UPDATE
I imported a database from CSV file using the following command:
data.CGS <- read.csv("filepath", sep=";", na.strings=c(""," ","NA"), stringsAsFactors =F)
One column in the CSV file has different types of data, numerical, integers, percentages and characters strings.
Say, for simplicity, that this column has the following elements col=[1,2,1, c, 2%, 4%, 15.5, 16.5]
So, in R will read this column as if one created this variable
col<-c("1","2", "c", "2%", "4%", "15.5", "16.5", "1980", "1/12/1950")
My purpose is to do some tabulations and compute some statistics based on the "truly" numerical data, which in this example are all values except the letter "c" and the dates, 1980 and 1/12/1950.
What is the easiest way to do this in R ? Any help will be much appreciated.
Of course, there is the very simple thing to do, which is to coerce all elements to be numeric, but then in R this implies convert all characters into NA - which I do not like.
One way is to create a new vector that is separate from any text characters.
## Create new vector without any characters
col2 <- col[-grep("[a-zA-Z]", col)]
## To strip percentages (%)
strip_percents <- as.numeric(gsub("%", "", col2))
## All numbers except percentages
no_percents <- as.numeric(col2[-grep("%", col2)])
## Save strings in new vector
all_yo_strings <- col[grep("[a-zA-Z]", col)]

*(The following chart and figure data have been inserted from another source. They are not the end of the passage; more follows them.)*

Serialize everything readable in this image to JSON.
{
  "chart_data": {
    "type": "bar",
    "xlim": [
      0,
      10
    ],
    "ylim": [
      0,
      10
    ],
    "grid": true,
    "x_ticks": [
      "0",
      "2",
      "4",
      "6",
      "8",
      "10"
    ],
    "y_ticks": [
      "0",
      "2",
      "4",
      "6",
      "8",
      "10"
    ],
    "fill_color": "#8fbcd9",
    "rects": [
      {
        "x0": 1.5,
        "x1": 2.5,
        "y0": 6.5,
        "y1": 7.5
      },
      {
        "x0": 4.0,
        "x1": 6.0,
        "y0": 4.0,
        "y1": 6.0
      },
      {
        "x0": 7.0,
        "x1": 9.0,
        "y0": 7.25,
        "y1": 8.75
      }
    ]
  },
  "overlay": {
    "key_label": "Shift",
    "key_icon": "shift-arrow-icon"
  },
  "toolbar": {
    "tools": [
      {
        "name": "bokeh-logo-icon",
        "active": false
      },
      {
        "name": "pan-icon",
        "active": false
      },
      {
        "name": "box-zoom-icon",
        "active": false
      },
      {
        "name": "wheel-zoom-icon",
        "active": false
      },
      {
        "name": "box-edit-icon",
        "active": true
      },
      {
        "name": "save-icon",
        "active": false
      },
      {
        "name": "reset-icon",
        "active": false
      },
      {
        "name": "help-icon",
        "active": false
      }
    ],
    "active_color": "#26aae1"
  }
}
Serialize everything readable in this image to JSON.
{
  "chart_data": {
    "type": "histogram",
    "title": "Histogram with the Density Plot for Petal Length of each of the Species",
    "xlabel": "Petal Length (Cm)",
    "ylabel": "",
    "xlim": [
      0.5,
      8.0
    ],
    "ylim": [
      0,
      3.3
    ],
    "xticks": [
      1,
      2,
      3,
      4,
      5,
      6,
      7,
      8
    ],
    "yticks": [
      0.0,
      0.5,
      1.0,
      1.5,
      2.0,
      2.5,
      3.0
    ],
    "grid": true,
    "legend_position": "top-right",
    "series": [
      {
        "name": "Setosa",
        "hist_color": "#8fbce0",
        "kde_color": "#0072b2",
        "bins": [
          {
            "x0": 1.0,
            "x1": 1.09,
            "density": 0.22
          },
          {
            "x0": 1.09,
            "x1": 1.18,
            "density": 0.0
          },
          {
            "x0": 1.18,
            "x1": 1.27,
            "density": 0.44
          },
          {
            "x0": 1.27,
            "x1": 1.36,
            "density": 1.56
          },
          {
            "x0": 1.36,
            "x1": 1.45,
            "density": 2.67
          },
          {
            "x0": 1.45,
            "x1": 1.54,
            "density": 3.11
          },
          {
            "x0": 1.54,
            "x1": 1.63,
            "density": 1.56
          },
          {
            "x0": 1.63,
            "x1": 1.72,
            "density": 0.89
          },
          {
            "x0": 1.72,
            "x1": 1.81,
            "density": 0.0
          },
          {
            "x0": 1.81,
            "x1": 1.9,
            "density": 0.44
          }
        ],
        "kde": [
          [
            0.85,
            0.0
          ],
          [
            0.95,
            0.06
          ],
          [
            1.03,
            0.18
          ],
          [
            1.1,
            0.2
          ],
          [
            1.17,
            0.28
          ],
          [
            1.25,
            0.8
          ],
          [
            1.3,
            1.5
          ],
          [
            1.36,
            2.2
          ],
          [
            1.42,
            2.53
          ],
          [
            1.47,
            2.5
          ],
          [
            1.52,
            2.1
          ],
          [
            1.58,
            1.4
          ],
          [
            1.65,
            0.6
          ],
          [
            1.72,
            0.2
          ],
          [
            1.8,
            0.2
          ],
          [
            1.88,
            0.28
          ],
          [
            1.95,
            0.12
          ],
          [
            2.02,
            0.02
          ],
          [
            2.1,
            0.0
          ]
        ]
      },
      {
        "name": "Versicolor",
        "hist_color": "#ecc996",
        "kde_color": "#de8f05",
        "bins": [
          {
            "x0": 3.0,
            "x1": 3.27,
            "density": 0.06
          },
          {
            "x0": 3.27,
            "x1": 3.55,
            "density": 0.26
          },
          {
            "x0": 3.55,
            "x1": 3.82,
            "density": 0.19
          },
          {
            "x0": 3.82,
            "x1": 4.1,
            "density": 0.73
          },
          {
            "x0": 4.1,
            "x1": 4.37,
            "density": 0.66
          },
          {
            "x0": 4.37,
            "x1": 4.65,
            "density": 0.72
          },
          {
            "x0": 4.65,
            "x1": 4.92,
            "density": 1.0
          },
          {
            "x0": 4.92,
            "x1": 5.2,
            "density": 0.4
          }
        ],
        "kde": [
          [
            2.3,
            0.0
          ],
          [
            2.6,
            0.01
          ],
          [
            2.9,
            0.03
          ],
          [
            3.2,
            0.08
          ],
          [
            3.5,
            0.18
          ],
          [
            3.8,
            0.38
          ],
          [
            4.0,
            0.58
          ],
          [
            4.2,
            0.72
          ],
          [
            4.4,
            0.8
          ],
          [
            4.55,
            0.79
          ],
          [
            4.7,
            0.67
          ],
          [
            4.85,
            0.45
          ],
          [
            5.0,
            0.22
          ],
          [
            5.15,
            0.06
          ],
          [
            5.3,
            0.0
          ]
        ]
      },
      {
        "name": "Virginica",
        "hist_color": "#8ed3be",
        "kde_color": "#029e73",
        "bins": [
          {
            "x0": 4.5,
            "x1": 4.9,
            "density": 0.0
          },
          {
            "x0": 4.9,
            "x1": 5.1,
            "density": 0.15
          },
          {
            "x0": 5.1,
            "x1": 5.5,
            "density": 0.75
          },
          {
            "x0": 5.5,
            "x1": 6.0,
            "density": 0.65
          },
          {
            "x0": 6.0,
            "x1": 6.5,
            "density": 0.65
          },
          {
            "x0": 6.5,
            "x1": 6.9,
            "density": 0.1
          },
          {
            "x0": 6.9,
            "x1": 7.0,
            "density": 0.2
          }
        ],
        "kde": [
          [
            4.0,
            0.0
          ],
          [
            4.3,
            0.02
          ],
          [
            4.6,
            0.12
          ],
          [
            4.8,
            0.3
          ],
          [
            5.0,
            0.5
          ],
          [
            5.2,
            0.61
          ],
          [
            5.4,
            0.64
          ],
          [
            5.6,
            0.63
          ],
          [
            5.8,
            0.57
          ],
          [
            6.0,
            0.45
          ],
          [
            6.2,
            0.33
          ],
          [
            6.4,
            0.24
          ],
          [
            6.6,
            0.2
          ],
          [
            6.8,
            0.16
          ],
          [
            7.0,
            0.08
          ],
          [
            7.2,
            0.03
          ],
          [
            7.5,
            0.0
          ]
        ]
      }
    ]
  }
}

## Save percentages in a new vector
all_yo_percents <- col[grep("%", col)]
all_yo_percents <- as.numeric(gsub("%", "", all_yo_percents))/100
Does that work for your purposes? It will preserve your text strings in the original col
variable (which you can access by simply removing the -
from col[-grep("[a-zA-Z]", col)]
), while giving you a new, numeric vector.